13 Fear Is Real: "13"
Premieres tonight at 8 p.m. ET on the CW
That *beep*, *beep*, *beep* sound you’re hearing is the dumptruck full of money backing into Sam Raimi’s driveway. Raimi is the most prominent of a host of producers on the CW’s new reality show 13: Fear Is Real, and I’m guessing the amount of time he’s spent laboring over it is roughly equal to the time I’m going to spend writing this review. Anyone pining for the Evil Dead 2 of reality television—if such a thing is even conceivable—will have their hopes dashed quickly and repeatedly throughout this labored hour of cheesy atmospherics and sub-Survivor scheming.

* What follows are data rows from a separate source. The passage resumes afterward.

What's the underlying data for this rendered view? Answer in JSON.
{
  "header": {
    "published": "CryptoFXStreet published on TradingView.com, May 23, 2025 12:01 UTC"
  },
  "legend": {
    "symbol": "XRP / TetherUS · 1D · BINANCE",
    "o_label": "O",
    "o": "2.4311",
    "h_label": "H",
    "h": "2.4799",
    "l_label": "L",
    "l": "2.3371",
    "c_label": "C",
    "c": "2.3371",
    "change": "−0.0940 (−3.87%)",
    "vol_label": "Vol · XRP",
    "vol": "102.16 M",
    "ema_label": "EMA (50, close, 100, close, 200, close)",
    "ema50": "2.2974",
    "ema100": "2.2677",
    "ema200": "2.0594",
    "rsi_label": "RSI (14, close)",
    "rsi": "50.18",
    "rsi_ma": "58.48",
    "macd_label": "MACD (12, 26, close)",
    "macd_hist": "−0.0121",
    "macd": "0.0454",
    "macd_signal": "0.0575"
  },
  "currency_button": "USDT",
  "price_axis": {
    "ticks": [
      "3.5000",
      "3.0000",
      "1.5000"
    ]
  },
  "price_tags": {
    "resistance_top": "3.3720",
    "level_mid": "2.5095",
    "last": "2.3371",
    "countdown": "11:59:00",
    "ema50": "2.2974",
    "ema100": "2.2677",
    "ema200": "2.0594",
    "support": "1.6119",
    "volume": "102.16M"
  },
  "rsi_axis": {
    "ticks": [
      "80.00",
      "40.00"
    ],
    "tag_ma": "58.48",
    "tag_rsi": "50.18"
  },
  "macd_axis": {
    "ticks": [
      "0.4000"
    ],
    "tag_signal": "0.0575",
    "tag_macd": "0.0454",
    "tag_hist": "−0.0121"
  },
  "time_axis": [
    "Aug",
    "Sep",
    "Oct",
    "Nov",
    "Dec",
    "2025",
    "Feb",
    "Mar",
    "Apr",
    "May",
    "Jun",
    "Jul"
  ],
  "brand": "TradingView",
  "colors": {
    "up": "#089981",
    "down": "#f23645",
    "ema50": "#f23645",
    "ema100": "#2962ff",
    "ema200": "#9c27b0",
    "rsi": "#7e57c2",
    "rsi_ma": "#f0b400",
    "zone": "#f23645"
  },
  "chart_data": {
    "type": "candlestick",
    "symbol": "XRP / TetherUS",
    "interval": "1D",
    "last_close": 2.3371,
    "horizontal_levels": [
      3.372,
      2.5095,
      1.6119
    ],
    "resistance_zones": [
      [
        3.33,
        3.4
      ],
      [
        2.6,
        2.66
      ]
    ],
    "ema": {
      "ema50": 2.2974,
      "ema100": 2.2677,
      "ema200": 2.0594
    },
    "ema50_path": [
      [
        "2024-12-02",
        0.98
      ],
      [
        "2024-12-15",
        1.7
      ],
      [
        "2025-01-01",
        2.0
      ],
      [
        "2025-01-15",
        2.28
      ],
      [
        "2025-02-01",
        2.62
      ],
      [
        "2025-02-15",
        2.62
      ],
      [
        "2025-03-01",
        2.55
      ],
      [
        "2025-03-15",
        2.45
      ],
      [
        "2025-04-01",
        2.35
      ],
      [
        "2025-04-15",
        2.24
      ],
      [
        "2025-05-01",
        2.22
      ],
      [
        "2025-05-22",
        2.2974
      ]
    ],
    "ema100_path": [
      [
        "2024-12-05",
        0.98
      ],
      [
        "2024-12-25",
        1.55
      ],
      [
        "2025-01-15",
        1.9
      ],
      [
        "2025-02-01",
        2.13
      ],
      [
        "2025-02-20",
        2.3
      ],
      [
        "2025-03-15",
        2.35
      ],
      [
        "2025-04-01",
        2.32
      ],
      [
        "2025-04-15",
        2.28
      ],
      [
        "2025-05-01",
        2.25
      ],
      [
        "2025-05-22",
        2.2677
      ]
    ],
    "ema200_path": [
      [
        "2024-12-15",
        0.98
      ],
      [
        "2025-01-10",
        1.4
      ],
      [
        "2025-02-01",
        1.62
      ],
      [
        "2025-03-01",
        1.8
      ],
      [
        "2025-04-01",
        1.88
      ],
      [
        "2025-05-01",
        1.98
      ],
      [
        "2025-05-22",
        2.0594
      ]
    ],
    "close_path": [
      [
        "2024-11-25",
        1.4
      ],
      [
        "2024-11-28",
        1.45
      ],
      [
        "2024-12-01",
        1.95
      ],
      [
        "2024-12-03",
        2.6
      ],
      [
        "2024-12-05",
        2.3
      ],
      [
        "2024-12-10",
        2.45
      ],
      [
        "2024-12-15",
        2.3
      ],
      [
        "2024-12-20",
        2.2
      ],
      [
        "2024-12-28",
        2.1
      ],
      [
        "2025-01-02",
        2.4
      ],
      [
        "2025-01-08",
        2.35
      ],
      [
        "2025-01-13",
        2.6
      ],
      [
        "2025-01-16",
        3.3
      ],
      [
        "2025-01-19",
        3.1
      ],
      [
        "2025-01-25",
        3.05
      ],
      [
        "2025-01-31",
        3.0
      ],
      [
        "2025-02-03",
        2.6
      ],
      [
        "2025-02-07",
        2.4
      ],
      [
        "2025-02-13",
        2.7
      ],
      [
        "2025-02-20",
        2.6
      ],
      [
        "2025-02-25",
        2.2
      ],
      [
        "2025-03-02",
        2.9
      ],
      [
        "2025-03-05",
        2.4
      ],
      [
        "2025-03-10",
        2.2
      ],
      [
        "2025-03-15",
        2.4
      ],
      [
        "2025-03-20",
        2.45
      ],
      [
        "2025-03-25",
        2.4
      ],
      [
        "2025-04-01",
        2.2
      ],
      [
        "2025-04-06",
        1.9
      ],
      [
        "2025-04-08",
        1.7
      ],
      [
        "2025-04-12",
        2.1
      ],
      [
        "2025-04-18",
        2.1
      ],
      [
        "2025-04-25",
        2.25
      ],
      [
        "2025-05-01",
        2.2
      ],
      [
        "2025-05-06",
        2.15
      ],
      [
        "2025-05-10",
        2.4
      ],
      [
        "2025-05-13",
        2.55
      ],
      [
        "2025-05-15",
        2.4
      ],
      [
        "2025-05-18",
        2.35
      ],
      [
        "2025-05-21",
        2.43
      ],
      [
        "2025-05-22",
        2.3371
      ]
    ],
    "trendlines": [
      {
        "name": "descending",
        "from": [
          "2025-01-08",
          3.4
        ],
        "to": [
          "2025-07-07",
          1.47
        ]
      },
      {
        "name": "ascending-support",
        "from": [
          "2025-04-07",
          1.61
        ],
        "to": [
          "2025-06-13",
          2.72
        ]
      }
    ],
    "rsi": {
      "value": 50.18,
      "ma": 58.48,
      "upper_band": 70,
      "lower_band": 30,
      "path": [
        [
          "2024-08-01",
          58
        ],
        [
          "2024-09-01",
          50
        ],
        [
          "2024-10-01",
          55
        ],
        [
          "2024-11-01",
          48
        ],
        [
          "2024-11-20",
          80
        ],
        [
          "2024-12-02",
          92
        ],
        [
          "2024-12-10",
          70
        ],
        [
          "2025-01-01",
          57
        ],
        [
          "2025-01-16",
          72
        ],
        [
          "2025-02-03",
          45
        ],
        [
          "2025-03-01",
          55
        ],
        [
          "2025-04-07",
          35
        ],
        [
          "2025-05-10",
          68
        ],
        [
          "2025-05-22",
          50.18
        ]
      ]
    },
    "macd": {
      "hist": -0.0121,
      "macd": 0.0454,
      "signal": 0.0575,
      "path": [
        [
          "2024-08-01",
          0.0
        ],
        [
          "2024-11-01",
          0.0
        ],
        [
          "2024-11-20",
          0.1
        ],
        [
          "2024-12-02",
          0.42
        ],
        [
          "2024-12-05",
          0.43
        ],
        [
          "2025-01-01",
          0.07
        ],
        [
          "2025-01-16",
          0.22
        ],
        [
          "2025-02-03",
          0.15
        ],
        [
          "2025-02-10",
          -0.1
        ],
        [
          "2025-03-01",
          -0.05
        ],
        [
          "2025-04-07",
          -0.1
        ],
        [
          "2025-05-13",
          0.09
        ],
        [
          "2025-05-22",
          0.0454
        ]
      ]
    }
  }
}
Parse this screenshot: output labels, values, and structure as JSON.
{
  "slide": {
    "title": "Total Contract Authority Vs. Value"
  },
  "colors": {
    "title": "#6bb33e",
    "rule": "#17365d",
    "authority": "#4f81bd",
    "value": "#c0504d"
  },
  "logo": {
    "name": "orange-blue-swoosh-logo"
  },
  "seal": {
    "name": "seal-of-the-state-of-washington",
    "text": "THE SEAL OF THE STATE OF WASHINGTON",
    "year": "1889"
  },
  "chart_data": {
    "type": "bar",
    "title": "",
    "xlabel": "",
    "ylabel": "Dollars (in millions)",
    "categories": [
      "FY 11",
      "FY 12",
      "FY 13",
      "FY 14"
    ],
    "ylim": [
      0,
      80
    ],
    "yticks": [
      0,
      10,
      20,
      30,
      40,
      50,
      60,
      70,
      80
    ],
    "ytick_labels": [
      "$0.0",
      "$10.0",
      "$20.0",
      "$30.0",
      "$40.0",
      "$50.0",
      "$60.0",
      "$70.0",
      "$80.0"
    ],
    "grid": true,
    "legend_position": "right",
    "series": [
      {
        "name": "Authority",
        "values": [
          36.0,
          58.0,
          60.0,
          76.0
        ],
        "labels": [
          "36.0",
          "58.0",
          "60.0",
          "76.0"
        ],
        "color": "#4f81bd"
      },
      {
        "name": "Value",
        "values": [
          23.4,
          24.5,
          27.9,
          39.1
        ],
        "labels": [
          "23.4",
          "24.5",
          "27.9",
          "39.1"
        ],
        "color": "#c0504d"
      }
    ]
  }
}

Borrowing shamelessly from The Blair Witch Project and the Saw movies, the show dumps 13 “guests” into a dilapidated cabin in the middle of the Louisiana bayou. (The accommodations are supposed to be the furthest thing from the lavishly appointed digs on the network’s America’s Next Top Model, though it’s a toss-up on which décor is scarier: The shack with the dried blood and cobwebs on the walls or the house plastered with blown-up Tyra Banks cover photos.) Each week, a guest will be “killed off” until the last one standing takes home a terrifying prize: $66,666. (The final figure will no doubt seem less devilish once taxes are deducted.) Their nemesis is a sinister Jigsaw-esque puppetmaster who goes by the name “Mastermind,” and communicates via microcassette messages, hidden amplifiers, and cryptic notes composed of clip-out lettering. Mastermind and his minions present them with various challenges designed to prey on their biggest fears, and the losers of these challenges are forced to go head-to-head in the “execution ceremony.”
The first night has all but one of them pairing off into teams. (The one who agrees to stay back at the cabin, a mohawked horror nut named Cody, is given a pass for his bravery.) Half of them are blindfolded, strapped to chairs, and hidden in the woods; the other half are tasked to find their partners, free them, and bring them back to the road. The last-place finishers are pitted against each other in the execution ceremony, where one of them will go home. A lot of Blair Witch first-person flashlight action ensues, though no one seems frightened so much as mildly inconvenienced.